WhatsApp’s decision to start sharing user data with Facebook has rightly made waves around the world, mostly for the wrong reasons, but there are still positives we can take from the situation.
That said, of course, WhatsApp should never have forced this on their users, and opt-in would have been an immensely better decision. (If you want to opt out, see here for details regardless of whether you’ve accepted the new terms and conditions.)
Secondly, users and the media didn’t just take it lying down – there were multiple articles outlining why this was a mistake for WhatsApp and criticising both companies across not just tech outlets but respected mainstream media – so the days of people just shrugging when massive changes are made to privacy policies without consultation are over.
Thirdly – and arguably most importantly – those in charge of protecting and safeguarding our privacy are showing they have teeth (and plan to use them) with both the UK’s Information Commissioner and France’s CNIL saying they plan to look into the decision and would be following it ‘with great vigilance’. in addition to a complaint to the Federal Trades Commission from US privacy groups.

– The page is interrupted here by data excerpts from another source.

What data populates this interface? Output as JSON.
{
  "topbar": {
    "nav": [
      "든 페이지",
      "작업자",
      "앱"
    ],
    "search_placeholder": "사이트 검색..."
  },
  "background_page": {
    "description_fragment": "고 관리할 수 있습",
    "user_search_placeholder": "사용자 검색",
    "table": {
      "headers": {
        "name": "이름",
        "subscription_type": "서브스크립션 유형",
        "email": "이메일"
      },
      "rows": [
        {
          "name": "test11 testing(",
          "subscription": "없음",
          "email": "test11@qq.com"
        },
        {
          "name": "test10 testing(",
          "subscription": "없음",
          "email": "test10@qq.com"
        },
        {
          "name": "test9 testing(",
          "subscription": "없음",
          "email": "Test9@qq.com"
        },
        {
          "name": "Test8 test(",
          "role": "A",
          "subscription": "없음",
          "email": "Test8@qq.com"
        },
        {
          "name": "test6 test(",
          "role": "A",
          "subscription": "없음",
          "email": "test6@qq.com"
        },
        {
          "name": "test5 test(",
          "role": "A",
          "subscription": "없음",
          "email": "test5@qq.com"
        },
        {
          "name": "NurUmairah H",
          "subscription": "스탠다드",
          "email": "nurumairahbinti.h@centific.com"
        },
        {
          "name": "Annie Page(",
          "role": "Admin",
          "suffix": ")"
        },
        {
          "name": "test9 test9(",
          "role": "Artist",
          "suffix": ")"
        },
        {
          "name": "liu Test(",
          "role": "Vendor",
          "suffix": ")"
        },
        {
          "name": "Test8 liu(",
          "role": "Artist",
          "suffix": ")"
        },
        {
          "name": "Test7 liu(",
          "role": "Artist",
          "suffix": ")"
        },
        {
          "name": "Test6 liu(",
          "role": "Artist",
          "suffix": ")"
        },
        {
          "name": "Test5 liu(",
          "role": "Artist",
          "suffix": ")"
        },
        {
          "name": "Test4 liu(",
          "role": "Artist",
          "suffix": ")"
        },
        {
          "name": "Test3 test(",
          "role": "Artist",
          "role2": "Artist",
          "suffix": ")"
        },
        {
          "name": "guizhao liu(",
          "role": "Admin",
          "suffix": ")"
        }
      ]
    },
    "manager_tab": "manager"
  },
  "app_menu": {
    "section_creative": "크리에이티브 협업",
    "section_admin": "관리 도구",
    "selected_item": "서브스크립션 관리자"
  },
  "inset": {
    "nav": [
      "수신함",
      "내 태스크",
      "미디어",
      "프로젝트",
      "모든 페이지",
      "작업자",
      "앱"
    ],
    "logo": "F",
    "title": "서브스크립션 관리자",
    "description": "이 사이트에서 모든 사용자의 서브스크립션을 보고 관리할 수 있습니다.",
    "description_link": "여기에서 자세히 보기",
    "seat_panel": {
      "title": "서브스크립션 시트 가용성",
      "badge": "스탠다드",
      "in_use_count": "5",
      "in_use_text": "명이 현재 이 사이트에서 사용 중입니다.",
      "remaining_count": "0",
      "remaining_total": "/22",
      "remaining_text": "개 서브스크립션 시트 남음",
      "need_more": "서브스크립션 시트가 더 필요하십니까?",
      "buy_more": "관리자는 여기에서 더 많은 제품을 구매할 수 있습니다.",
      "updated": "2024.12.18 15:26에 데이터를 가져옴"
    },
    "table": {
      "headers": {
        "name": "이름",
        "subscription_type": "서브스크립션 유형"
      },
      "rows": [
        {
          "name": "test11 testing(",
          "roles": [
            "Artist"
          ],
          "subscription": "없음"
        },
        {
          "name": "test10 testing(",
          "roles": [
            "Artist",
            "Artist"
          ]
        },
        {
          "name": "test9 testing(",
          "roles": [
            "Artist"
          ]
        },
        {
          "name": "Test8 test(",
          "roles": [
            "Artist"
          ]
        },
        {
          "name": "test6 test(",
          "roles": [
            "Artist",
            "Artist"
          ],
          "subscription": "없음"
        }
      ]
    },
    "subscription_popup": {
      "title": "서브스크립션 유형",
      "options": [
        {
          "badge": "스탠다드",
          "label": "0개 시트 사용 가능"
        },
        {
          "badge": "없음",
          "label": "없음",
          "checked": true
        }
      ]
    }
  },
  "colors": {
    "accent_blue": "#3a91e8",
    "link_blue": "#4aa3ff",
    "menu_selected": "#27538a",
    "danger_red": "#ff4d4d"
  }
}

Fourth, and finally, there are (very early) signs that people aren’t as ready to be loyal to messaging platforms, even popular ones, with a wealth of online comment of WhatsApp users looking for other, more private, platforms, and mainstream articles such as this one in Mashable.
Obviously we all hope for less, rather than more, personal data sharing without our consent, and there’s rightly a lot of anger at this move. But a sea change is coming, where users will be the ones back in control of their data, sharing it on their terms, and the public visibility and understanding needed to help make that a reality is very much underway.